Mais là où cette étude apporte vraiment du nouveau, c’est en montrant que même nos principales structures sous-corticales semblent organisées selon un tel gradient de l’activité dynamique qu’elles génèrent spontanément. Et ce, malgré le fait que les quatre structures considérées ici, le striatum, le thalamus, le cervelet et l’hippocampe, ont des anatomies fonctionnelles et une architecture neuronale très différentes les unes des autres. Malgré cela, elles semblent toutes démontrer un gradient dans la fréquence de l’activité nerveuse qui s’étale de différentes façons sur l’ensemble de chacune de ces structures (voir l’image en haut de ce billet). En plus, ces gradients reflètent exactement ce que l’on connaît de l’organisation fonctionnelle de chacune de ces structures.

Par exemple, on observe dans le striatum un gradient d’ondes rapides à ondes plus lentes quand on va de sa région postérolatérale à sa région rostromédiane, ce qui correspond grosso modo aux zones d’afférences corticales plus motrices dans le premier cas et plus associatives dans le second. Dans le thalamus, on a une progression de la fréquence des rythmes à mesure que l’on passe des noyaux ventrolatéraux aux noyaux dorsomédians, ce qui correspond en gros au placements des noyaux de premier ordre versus d’ordre supérieur dans le thalamus. Même phénomène dans le cervelet avec un gradient antéro-postérieur. Et finalement, même chose aussi dans l’hippocampe avec un gradient allant de fréquences élevées à des fréquences plus basses de l’arrière vers l’avant de cette structure, ce qui correspond au degré de granularité des représentations temporelles et spatiales connues dans l’hippocampe.

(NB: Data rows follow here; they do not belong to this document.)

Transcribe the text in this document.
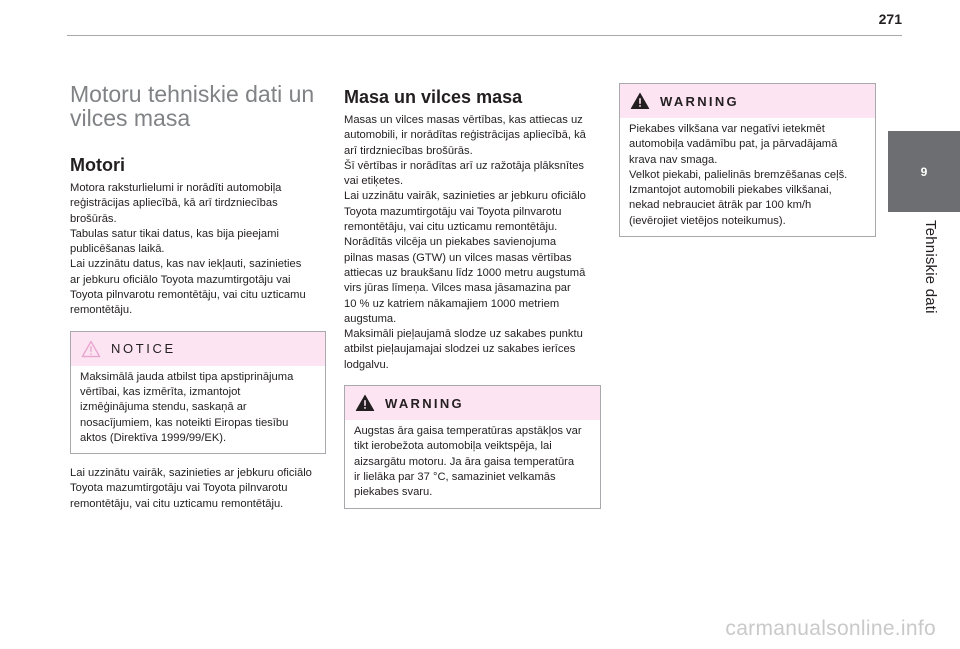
271
9
Tehniskie dati
Motoru tehniskie dati un
vilces masa
Motori

Motora raksturlielumi ir norādīti automobiļa
reģistrācijas apliecībā, kā arī tirdzniecības
brošūrās.
Tabulas satur tikai datus, kas bija pieejami
publicēšanas laikā.
Lai uzzinātu datus, kas nav iekļauti, sazinieties
ar jebkuru oficiālo Toyota mazumtirgotāju vai
Toyota pilnvarotu remontētāju, vai citu uzticamu
remontētāju.

NOTICE
Maksimālā jauda atbilst tipa apstiprinājuma
vērtībai, kas izmērīta, izmantojot
izmēģinājuma stendu, saskaņā ar
nosacījumiem, kas noteikti Eiropas tiesību
aktos (Direktīva 1999/99/EK).

Lai uzzinātu vairāk, sazinieties ar jebkuru oficiālo
Toyota mazumtirgotāju vai Toyota pilnvarotu
remontētāju, vai citu uzticamu remontētāju.

Masa un vilces masa

Masas un vilces masas vērtības, kas attiecas uz
automobili, ir norādītas reģistrācijas apliecībā, kā
arī tirdzniecības brošūrās.
Šī vērtības ir norādītas arī uz ražotāja plāksnītes
vai etiķetes.
Lai uzzinātu vairāk, sazinieties ar jebkuru oficiālo
Toyota mazumtirgotāju vai Toyota pilnvarotu
remontētāju, vai citu uzticamu remontētāju.
Norādītās vilcēja un piekabes savienojuma
pilnas masas (GTW) un vilces masas vērtības
attiecas uz braukšanu līdz 1000 metru augstumā
virs jūras līmeņa. Vilces masa jāsamazina par
10 % uz katriem nākamajiem 1000 metriem
augstuma.
Maksimāli pieļaujamā slodze uz sakabes punktu
atbilst pieļaujamajai slodzei uz sakabes ierīces
lodgalvu.

WARNING
Augstas āra gaisa temperatūras apstākļos var
tikt ierobežota automobiļa veiktspēja, lai
aizsargātu motoru. Ja āra gaisa temperatūra
ir lielāka par 37 °C, samaziniet velkamās
piekabes svaru.
WARNING
Piekabes vilkšana var negatīvi ietekmēt
automobiļa vadāmību pat, ja pārvadājamā
krava nav smaga.
Velkot piekabi, palielinās bremzēšanas ceļš.
Izmantojot automobili piekabes vilkšanai,
nekad nebrauciet ātrāk par 100 km/h
(ievērojiet vietējos noteikumus).
carmanualsonline.info
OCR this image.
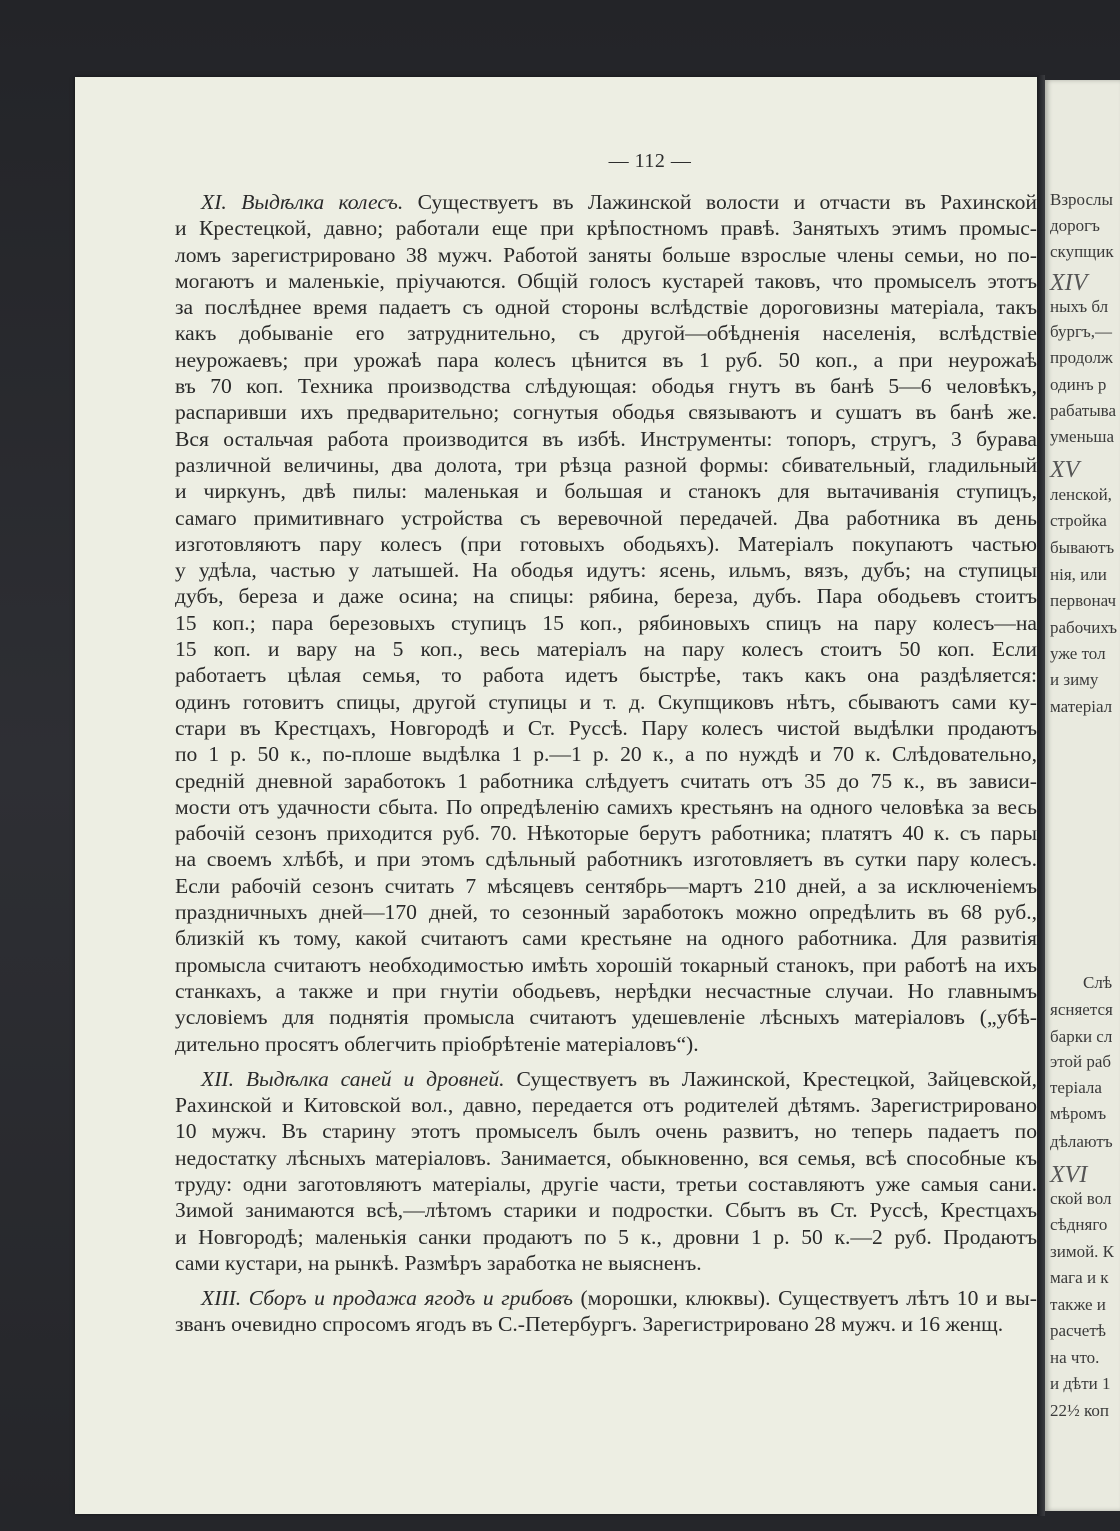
— 112 —
XI. Выдѣлка колесъ. Существуетъ въ Лажинской волости и отчасти въ Рахинской
и Крестецкой, давно; работали еще при крѣпостномъ правѣ. Занятыхъ этимъ промыс-
ломъ зарегистрировано 38 мужч. Работой заняты больше взрослые члены семьи, но по-
могаютъ и маленькіе, пріучаются. Общій голосъ кустарей таковъ, что промыселъ этотъ
за послѣднее время падаетъ съ одной стороны вслѣдствіе дороговизны матеріала, такъ
какъ добываніе его затруднительно, съ другой—обѣдненія населенія, вслѣдствіе
неурожаевъ; при урожаѣ пара колесъ цѣнится въ 1 руб. 50 коп., а при неурожаѣ
въ 70 коп. Техника производства слѣдующая: ободья гнутъ въ банѣ 5—6 человѣкъ,
распаривши ихъ предварительно; согнутыя ободья связываютъ и сушатъ въ банѣ же.
Вся остальчая работа производится въ избѣ. Инструменты: топоръ, стругъ, 3 бурава
различной величины, два долота, три рѣзца разной формы: сбивательный, гладильный
и чиркунъ, двѣ пилы: маленькая и большая и станокъ для вытачиванія ступицъ,
самаго примитивнаго устройства съ веревочной передачей. Два работника въ день
изготовляютъ пару колесъ (при готовыхъ ободьяхъ). Матеріалъ покупаютъ частью
у удѣла, частью у латышей. На ободья идутъ: ясень, ильмъ, вязъ, дубъ; на ступицы
дубъ, береза и даже осина; на спицы: рябина, береза, дубъ. Пара ободьевъ стоитъ
15 коп.; пара березовыхъ ступицъ 15 коп., рябиновыхъ спицъ на пару колесъ—на
15 коп. и вару на 5 коп., весь матеріалъ на пару колесъ стоитъ 50 коп. Если
работаетъ цѣлая семья, то работа идетъ быстрѣе, такъ какъ она раздѣляется:
одинъ готовитъ спицы, другой ступицы и т. д. Скупщиковъ нѣтъ, сбываютъ сами ку-
стари въ Крестцахъ, Новгородѣ и Ст. Руссѣ. Пару колесъ чистой выдѣлки продаютъ
по 1 р. 50 к., по-плоше выдѣлка 1 р.—1 р. 20 к., а по нуждѣ и 70 к. Слѣдовательно,
средній дневной заработокъ 1 работника слѣдуетъ считать отъ 35 до 75 к., въ зависи-
мости отъ удачности сбыта. По опредѣленію самихъ крестьянъ на одного человѣка за весь
рабочій сезонъ приходится руб. 70. Нѣкоторые берутъ работника; платятъ 40 к. съ пары
на своемъ хлѣбѣ, и при этомъ сдѣльный работникъ изготовляетъ въ сутки пару колесъ.
Если рабочій сезонъ считать 7 мѣсяцевъ сентябрь—мартъ 210 дней, а за исключеніемъ
праздничныхъ дней—170 дней, то сезонный заработокъ можно опредѣлить въ 68 руб.,
близкій къ тому, какой считаютъ сами крестьяне на одного работника. Для развитія
промысла считаютъ необходимостью имѣть хорошій токарный станокъ, при работѣ на ихъ
станкахъ, а также и при гнутіи ободьевъ, нерѣдки несчастные случаи. Но главнымъ
условіемъ для поднятія промысла считаютъ удешевленіе лѣсныхъ матеріаловъ („убѣ-
дительно просятъ облегчить пріобрѣтеніе матеріаловъ“).
XII. Выдѣлка саней и дровней. Существуетъ въ Лажинской, Крестецкой, Зайцевской,
Рахинской и Китовской вол., давно, передается отъ родителей дѣтямъ. Зарегистрировано
10 мужч. Въ старину этотъ промыселъ былъ очень развитъ, но теперь падаетъ по
недостатку лѣсныхъ матеріаловъ. Занимается, обыкновенно, вся семья, всѣ способные къ
труду: одни заготовляютъ матеріалы, другіе части, третьи составляютъ уже самыя сани.
Зимой занимаются всѣ,—лѣтомъ старики и подростки. Сбытъ въ Ст. Руссѣ, Крестцахъ
и Новгородѣ; маленькія санки продаютъ по 5 к., дровни 1 р. 50 к.—2 руб. Продаютъ
сами кустари, на рынкѣ. Размѣръ заработка не выясненъ.
XIII. Сборъ и продажа ягодъ и грибовъ (морошки, клюквы). Существуетъ лѣтъ 10 и вы-
званъ очевидно спросомъ ягодъ въ С.-Петербургъ. Зарегистрировано 28 мужч. и 16 женщ.
Взрослы
дорогъ
скупщик
XIV
ныхъ бл
бургъ,—
продолж
одинъ р
рабатыва
уменьша
XV
ленской,
стройка
бываютъ
нія, или
первонач
рабочихъ
уже тол
и зиму
матеріал
Слѣ
ясняется
барки сл
этой раб
теріала
мѣромъ
дѣлаютъ
XVI
ской вол
сѣдняго
зимой. К
мага и к
также и
расчетѣ
на что.
и дѣти 1
22½ коп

Cette étude met donc en lumière des principes d’organisation de notre cerveau qui semblent très généraux et qui impliquent l’aspect dynamique trop souvent négligé de notre activité nerveuse. Nos rythmes cérébraux, qui découlent des propriétés intrinsèques de nos neurones et de leur connectivité, semblent néanmoins révéler un ordre insoupçonné dans la logique de leur organisation fréquentielle : des ondes rapides pour suivre ce qui se passe dans le monde dans les zones sensorielles de nos structures cérébrales, et des ondes plus lentes pour effectuer des opérations cognitives de plus haut niveau qui demandent une certaine autonomie par rapport aux incessantes variations du monde extérieur. Cela rejoint d’ailleurs tout à fait les travaux du même Marcus Raichle sur le réseau du mode par défaut. Activé lorsqu’aucune tâche du monde extérieur ne nous sollicite, il correspond donc à des états mentaux « tournés vers l’intérieur » (planification, cognition sociale, rêverie éveillée, etc.) où un ensemble de régions cérébrales associatives travaillent ensemble par l’entremise d’oscillation à fréquence plutôt basses.